Charlie está casado con una libanesa que Ahmad apenas ve, sólo cuando se presenta en la tienda hacia la hora de cierre, al final de su propia jornada laboral, que desarrolla en una gestoría donde cumplimentan los impresos legales de la gente que no lo sabe hacer y donde se tramita el papeleo con gobiernos locales, estatales y nacionales que reclaman sus impuestos a los ciudadanos. Hay algo varonil en sus vestidos occidentales y trajes pantalón, y sólo su piel olivácea y sus pobladas cejas sin depilar la distinguen de una kafir. Lleva el pelo cardado, pero en la fotografía que Charlie tiene en su escritorio va tocada con un pañuelo amplio que esconde sus cabellos al completo y posa sonriente por encima de las caras de dos niños pequeños. Charlie nunca cuenta nada sobre ella, pese a que a menudo habla de mujeres, sobre todo de las que aparecen en los anuncios de televisión.

– ¿Has visto la que sale en el anuncio de Levitra, para tíos a los que no se les levanta?

– No veo mucho la televisión -contesta Ahmad-. Ahora que he dejado de ser un niño, ya no me interesa.

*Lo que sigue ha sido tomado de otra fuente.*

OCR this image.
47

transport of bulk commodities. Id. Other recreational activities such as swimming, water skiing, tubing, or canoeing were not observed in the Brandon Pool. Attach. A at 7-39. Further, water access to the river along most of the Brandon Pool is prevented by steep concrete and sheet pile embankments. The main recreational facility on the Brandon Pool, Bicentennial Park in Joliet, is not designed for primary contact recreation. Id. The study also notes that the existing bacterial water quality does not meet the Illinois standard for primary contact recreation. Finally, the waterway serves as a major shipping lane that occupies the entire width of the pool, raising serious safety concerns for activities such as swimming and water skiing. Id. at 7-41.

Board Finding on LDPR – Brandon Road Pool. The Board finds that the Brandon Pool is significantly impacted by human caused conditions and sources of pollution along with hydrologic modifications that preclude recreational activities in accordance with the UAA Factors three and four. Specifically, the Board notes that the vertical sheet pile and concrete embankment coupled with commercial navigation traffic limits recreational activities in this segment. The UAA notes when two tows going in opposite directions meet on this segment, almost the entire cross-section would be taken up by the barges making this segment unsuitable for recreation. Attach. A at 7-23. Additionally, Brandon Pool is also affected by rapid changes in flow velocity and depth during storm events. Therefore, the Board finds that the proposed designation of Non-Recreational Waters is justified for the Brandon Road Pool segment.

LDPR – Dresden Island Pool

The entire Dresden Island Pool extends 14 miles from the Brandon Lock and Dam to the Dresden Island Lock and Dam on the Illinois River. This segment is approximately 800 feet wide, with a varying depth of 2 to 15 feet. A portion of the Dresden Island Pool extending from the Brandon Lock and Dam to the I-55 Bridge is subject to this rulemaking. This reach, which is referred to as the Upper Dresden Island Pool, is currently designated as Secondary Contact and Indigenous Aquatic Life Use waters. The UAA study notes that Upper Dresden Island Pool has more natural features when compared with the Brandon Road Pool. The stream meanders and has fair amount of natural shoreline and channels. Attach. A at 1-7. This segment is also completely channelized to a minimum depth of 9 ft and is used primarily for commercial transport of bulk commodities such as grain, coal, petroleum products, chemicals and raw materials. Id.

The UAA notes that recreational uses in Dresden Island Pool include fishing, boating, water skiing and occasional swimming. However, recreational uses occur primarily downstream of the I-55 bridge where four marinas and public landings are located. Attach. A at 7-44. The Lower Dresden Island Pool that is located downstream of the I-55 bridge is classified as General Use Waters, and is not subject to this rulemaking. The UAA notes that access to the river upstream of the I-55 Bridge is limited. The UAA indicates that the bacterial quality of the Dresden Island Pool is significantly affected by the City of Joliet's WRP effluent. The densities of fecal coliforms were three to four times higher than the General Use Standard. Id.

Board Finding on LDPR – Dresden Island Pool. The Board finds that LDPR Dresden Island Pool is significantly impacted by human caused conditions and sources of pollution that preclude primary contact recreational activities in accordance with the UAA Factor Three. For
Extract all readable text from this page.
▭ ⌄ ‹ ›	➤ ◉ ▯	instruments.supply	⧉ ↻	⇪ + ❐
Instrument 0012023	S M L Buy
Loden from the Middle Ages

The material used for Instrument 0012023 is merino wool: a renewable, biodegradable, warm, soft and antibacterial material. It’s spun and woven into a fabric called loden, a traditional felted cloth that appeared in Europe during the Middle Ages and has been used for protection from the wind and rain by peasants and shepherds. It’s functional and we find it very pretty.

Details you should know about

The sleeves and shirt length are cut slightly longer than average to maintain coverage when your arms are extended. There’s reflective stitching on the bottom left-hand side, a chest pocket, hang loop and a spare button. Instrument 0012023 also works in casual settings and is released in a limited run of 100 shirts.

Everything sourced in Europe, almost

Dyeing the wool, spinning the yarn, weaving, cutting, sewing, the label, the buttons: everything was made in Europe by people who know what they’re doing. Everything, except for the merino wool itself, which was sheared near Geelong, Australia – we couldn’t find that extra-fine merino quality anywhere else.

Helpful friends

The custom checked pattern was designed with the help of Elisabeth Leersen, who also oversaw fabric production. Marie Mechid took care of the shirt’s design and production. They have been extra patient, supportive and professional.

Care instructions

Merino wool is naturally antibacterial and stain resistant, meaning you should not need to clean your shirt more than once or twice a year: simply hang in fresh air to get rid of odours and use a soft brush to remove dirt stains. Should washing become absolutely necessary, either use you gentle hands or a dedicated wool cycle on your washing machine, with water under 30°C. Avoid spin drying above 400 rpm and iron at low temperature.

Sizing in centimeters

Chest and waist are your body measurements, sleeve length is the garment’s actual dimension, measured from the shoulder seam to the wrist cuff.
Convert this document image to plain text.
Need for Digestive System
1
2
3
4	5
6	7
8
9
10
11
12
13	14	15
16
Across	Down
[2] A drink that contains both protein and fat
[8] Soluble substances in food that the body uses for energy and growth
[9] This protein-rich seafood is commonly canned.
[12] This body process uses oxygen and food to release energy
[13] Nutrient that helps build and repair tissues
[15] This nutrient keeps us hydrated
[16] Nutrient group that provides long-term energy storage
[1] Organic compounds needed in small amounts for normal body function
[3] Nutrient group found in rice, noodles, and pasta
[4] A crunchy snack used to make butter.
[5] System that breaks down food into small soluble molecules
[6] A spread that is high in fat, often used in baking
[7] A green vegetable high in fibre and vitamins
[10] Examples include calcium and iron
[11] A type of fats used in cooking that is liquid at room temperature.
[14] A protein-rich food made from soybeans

– Pues debería. ¿Cómo vas a enterarte, si no, de qué nos hacen las empresas que gobiernan este país? La del anuncio de Levitra es mi ideal de tía buenorra, hablando en susurros de su «chico» y de cómo le gusta tener erecciones de «calidad», no dice «erecciones» pero eso es de lo que va el anuncio, de pollas empalmando, la disfunción eréctil es el mayor acierto de las farmacéuticas desde el Valium; y la manera que tiene de mirar a media distancia y cómo se le ponen un poco húmedos los ojos, casi puedes ver, en los ojos de esa mujer, el pollón tieso del tío, duro como una piedra, y entonces ella, que tiene una boca estupenda, hace algo curioso, como si se estremeciera, mueve los diminutos músculos de los labios, para que sepas lo que está imaginando, que está pensando en hacerle una mamada, con esa boca perfecta para chupar pollas. Y luego, aún con ese aspecto voluptuoso y altivo y de satisfacción sexual, se vuelve hacia el tipo, que debe de ser algún modelo, seguramente gay en la vida real, y casi sin que te des cuenta dice «¡Caray!», y le toca en la mejilla, donde el tío, que estaba escuchando embobado cómo ella decía lo genial que es, tiene un hoyuelo. Te hace preguntarte cómo demonios se les ocurrió, cuántas tomas de vídeo hicieron antes de caer en esta idea, o si el guionista lo había pensado y lo escribió desde un principio. Pero es muy espontáneo, casi que no cuadra con que la tía sea tan sensual. Realmente tiene esa pinta de las mujeres bien folladas, ¿no? Y no es sólo que la imagen esté un poco desenfocada.